An author dies. Then the newly discovered texts surface. They’re drafts, notes, sometimes entire manuscripts. They appear in the clutter on a desk, or in the publisher’s computer, or among newspapers and dead spiders in a summer cottage chest. Sometimes they spill forth as if from a horn of plenty (see: Tolkien). Sometimes they’re more successful than the works published while the author was alive (see: Kafka). Naturally, the authenticity of the work is sometimes questioned. There are copycats out there after all, and greedy publishers and family members; there are so many ways of forging a manuscript.

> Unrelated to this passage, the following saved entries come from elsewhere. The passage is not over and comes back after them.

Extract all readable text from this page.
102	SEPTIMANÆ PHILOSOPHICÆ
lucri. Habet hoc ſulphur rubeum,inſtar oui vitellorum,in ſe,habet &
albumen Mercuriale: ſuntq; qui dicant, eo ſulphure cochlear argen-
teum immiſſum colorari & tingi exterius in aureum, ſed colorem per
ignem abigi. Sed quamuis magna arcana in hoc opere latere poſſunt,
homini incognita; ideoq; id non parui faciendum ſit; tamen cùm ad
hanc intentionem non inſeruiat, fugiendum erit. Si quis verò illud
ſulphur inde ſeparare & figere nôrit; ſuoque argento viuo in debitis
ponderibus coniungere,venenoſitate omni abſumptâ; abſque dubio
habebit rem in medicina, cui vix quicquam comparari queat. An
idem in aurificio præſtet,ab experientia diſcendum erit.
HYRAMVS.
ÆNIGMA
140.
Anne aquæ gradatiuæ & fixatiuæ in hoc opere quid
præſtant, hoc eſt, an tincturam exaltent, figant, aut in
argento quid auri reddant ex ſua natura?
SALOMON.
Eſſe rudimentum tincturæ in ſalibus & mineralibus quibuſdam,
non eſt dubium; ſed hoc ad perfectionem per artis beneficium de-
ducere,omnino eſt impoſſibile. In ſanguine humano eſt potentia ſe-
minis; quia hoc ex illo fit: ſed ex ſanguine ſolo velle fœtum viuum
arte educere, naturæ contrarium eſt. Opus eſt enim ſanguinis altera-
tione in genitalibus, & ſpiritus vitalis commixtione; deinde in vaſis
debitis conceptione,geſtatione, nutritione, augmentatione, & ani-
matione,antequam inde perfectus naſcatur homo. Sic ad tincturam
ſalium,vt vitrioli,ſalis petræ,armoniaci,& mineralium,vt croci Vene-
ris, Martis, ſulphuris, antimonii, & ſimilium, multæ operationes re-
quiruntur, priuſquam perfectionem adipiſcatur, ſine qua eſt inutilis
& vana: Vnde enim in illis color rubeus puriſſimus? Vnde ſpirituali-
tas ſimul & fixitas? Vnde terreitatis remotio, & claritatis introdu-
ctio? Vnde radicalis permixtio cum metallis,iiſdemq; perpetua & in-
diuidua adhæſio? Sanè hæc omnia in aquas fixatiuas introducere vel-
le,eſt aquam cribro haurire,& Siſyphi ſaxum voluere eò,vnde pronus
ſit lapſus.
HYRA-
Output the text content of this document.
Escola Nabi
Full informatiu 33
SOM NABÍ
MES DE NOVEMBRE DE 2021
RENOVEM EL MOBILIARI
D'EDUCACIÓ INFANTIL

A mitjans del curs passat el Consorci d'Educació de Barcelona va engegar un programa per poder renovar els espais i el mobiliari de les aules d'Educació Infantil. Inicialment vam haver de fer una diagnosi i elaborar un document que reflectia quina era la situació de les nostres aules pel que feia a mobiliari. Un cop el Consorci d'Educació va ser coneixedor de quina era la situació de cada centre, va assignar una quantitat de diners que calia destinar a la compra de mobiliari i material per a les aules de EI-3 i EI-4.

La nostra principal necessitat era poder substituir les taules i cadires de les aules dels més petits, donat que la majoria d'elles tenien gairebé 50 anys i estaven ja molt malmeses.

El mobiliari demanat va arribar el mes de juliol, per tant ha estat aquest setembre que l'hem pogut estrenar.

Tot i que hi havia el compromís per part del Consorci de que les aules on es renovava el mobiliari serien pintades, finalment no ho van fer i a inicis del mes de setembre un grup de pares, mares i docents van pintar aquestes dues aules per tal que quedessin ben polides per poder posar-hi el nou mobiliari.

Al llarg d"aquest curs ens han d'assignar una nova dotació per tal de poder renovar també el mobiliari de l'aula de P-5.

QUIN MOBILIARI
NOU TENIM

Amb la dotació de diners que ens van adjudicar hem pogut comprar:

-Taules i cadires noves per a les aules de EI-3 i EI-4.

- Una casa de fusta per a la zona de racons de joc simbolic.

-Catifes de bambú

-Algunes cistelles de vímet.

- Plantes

Still, there is one way that you have probably not even come close to imagining. Let me put it like this: by its nature, a posthumously published work comes out after the author’s death. But death doesn’t necessarily stop an author from working.

I’ve signed a non–disclosure agreement with no end date. The penalty for breaking this agreement is dire, even though the chance that anyone will believe what I have to say is minuscule. Still, I have to try. I know that many readers of this publication are in the business, and some of you are already part of a conspiracy I am about to reveal. I wonder if you have understood, really understood, what you’re in for.

II
The Agreement

If an author reaches a certain status and produces work of a certain quality, that author will sooner or later be approached by an agency. This agency will offer the author the opportunity to upon his or her death, if the corpse is in a suitable condition, be reanimated and continue working for as long as he or she can produce publishable material. A manuscript that is up to standard is sold to a publisher, who markets it as a “found” or “unfinished” work. The publisher, who is perfectly aware of the situation, owns the acquired rights for ten years, after which the rights revert to the author’s estate. The agency takes 60 percent of the advance. 30 percent goes to the estate, along with extremely modest royalties.

It sounds completely insane, right? Why would any author go along with this? The answer is simple. The offer is an author’s last chance to get published. An author’s chance to say a few last words.

But with their ruined eyes and numb fingers, reanimated corpses can hardly write on their own. That’s why ghostwriters exist. They’re the ones who get the last ten percent.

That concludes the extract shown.